The biggest problem people living with HIV/Aids in Uganda face is stigma because it forces them to hide and isolate themselves hence failing to seek support in time, Esther Mbayo the minister for the Presidency has said.
Her remarks come as Uganda prepares to mark the International AIDS candlelight memorial with the theme, “HIV stigma free workplaces: Journey to ending AIDS by 2030”. The day will be celebrated on May 27.
Mbayo stated that this year’s theme focuses on stigma because they acknowledge that while the government has made significant progress in bringing down the HIV prevalence from 18% in the 80s to 6%, HIV stigma is reducing at a much slower pace.
According to the People Living with HIV Stigma Index survey in 2019, the most persistent form of external stigma was awareness of both family members and non-family members who made discriminatory remarks or gossiped about the people.
As a result, Mbayo said these people choose to isolate themselves and not attend social gatherings, do not seek social support and do not apply for jobs among others.
“When people are stigmatised, they do not seek health services in a timely manner.
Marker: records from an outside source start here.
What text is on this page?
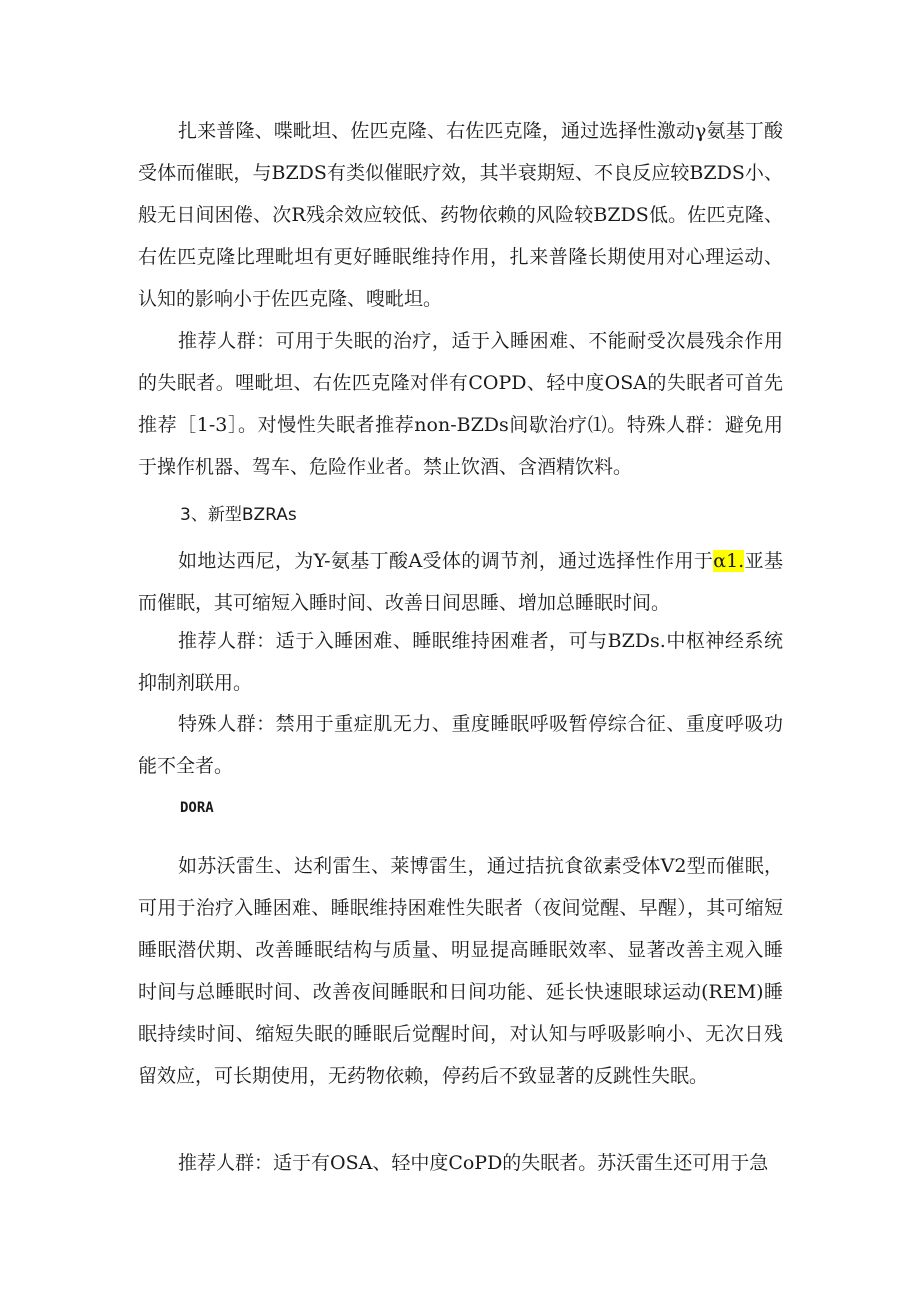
扎来普隆、喋毗坦、佐匹克隆、右佐匹克隆，通过选择性激动γ氨基丁酸受体而催眠，与BZDS有类似催眠疗效，其半衰期短、不良反应较BZDS小、般无日间困倦、次R残余效应较低、药物依赖的风险较BZDS低。佐匹克隆、右佐匹克隆比理毗坦有更好睡眠维持作用，扎来普隆长期使用对心理运动、认知的影响小于佐匹克隆、嗖毗坦。

推荐人群：可用于失眠的治疗，适于入睡困难、不能耐受次晨残余作用的失眠者。哩毗坦、右佐匹克隆对伴有COPD、轻中度OSA的失眠者可首先推荐［1-3］。对慢性失眠者推荐non-BZDs间歇治疗⑴。特殊人群：避免用于操作机器、驾车、危险作业者。禁止饮酒、含酒精饮料。

3、新型BZRAs

如地达西尼，为Y-氨基丁酸A受体的调节剂，通过选择性作用于α1.亚基而催眠，其可缩短入睡时间、改善日间思睡、增加总睡眠时间。

推荐人群：适于入睡困难、睡眠维持困难者，可与BZDs.中枢神经系统抑制剂联用。

特殊人群：禁用于重症肌无力、重度睡眠呼吸暂停综合征、重度呼吸功能不全者。

DORA

如苏沃雷生、达利雷生、莱博雷生，通过拮抗食欲素受体V2型而催眠，可用于治疗入睡困难、睡眠维持困难性失眠者（夜间觉醒、早醒），其可缩短睡眠潜伏期、改善睡眠结构与质量、明显提高睡眠效率、显著改善主观入睡时间与总睡眠时间、改善夜间睡眠和日间功能、延长快速眼球运动(REM)睡眠持续时间、缩短失眠的睡眠后觉醒时间，对认知与呼吸影响小、无次日残留效应，可长期使用，无药物依赖，停药后不致显著的反跳性失眠。

推荐人群：适于有OSA、轻中度CoPD的失眠者。苏沃雷生还可用于急
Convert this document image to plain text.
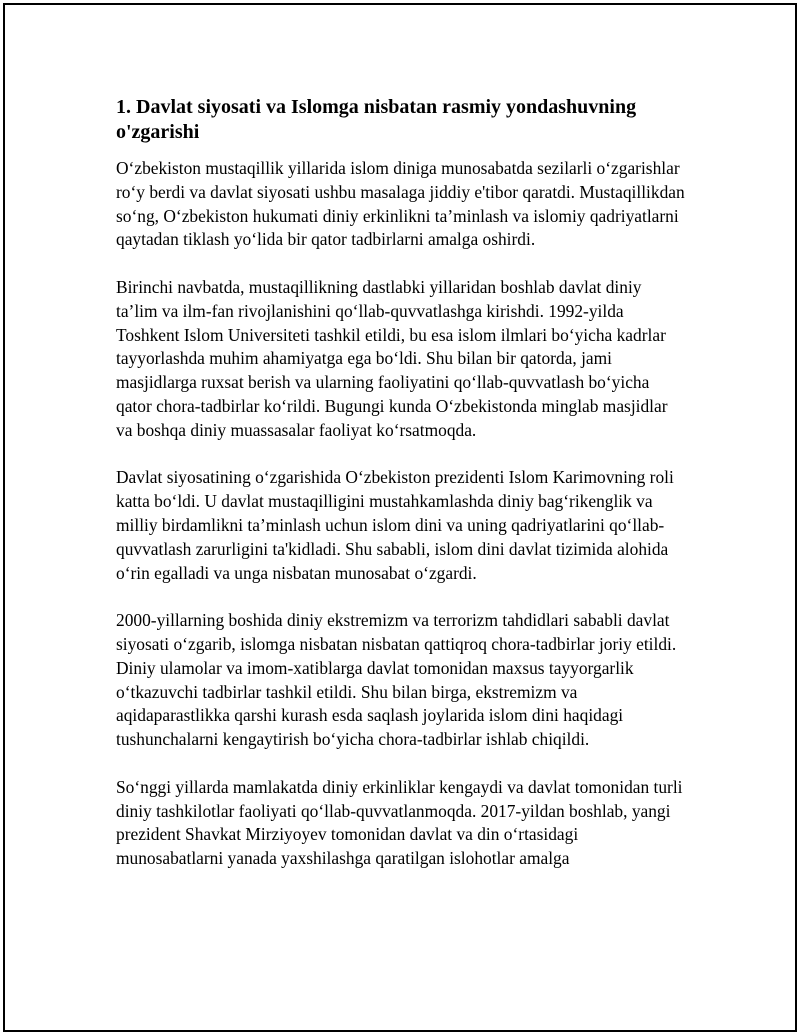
1. Davlat siyosati va Islomga nisbatan rasmiy yondashuvning o'zgarishi

O‘zbekiston mustaqillik yillarida islom diniga munosabatda sezilarli o‘zgarishlar ro‘y berdi va davlat siyosati ushbu masalaga jiddiy e'tibor qaratdi. Mustaqillikdan so‘ng, O‘zbekiston hukumati diniy erkinlikni ta’minlash va islomiy qadriyatlarni qaytadan tiklash yo‘lida bir qator tadbirlarni amalga oshirdi.

Birinchi navbatda, mustaqillikning dastlabki yillaridan boshlab davlat diniy ta’lim va ilm-fan rivojlanishini qo‘llab-quvvatlashga kirishdi. 1992-yilda Toshkent Islom Universiteti tashkil etildi, bu esa islom ilmlari bo‘yicha kadrlar tayyorlashda muhim ahamiyatga ega bo‘ldi. Shu bilan bir qatorda, jami masjidlarga ruxsat berish va ularning faoliyatini qo‘llab-quvvatlash bo‘yicha qator chora-tadbirlar ko‘rildi. Bugungi kunda O‘zbekistonda minglab masjidlar va boshqa diniy muassasalar faoliyat ko‘rsatmoqda.

Davlat siyosatining o‘zgarishida O‘zbekiston prezidenti Islom Karimovning roli katta bo‘ldi. U davlat mustaqilligini mustahkamlashda diniy bag‘rikenglik va milliy birdamlikni ta’minlash uchun islom dini va uning qadriyatlarini qo‘llab-quvvatlash zarurligini ta'kidladi. Shu sababli, islom dini davlat tizimida alohida o‘rin egalladi va unga nisbatan munosabat o‘zgardi.

2000-yillarning boshida diniy ekstremizm va terrorizm tahdidlari sababli davlat siyosati o‘zgarib, islomga nisbatan nisbatan qattiqroq chora-tadbirlar joriy etildi. Diniy ulamolar va imom-xatiblarga davlat tomonidan maxsus tayyorgarlik o‘tkazuvchi tadbirlar tashkil etildi. Shu bilan birga, ekstremizm va aqidaparastlikka qarshi kurash esda saqlash joylarida islom dini haqidagi tushunchalarni kengaytirish bo‘yicha chora-tadbirlar ishlab chiqildi.

So‘nggi yillarda mamlakatda diniy erkinliklar kengaydi va davlat tomonidan turli diniy tashkilotlar faoliyati qo‘llab-quvvatlanmoqda. 2017-yildan boshlab, yangi prezident Shavkat Mirziyoyev tomonidan davlat va din o‘rtasidagi munosabatlarni yanada yaxshilashga qaratilgan islohotlar amalga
This delay greatly reduces chances of seeking early treatment, adhering to treatment and achieving viral suppression which is key in ending AIDS by 2030” said Mbayo.
Last year, the Uganda AIDS Commission developed national policy guidelines on ending HIV Stigma that will be launched and disseminated this year, according to the minister.
The policy guidelines addresses stigma and spells out the role of different key stakeholders in addressing the vice.
Mbayo thanked President Museveni for his unwavering support and exceptional leadership in the fight against HIV and AIDS in Uganda.
Jotham Mubangizi from the Joint United Nations Programme on HIV and AIDS(UNAIDS) told the media that as Uganda strives towards ending AIDS by 2030, Aids related deaths have declined from 89,000 to 22,000 between 2010 and 2020.
However, the country still has about 60 Aids related deaths per day.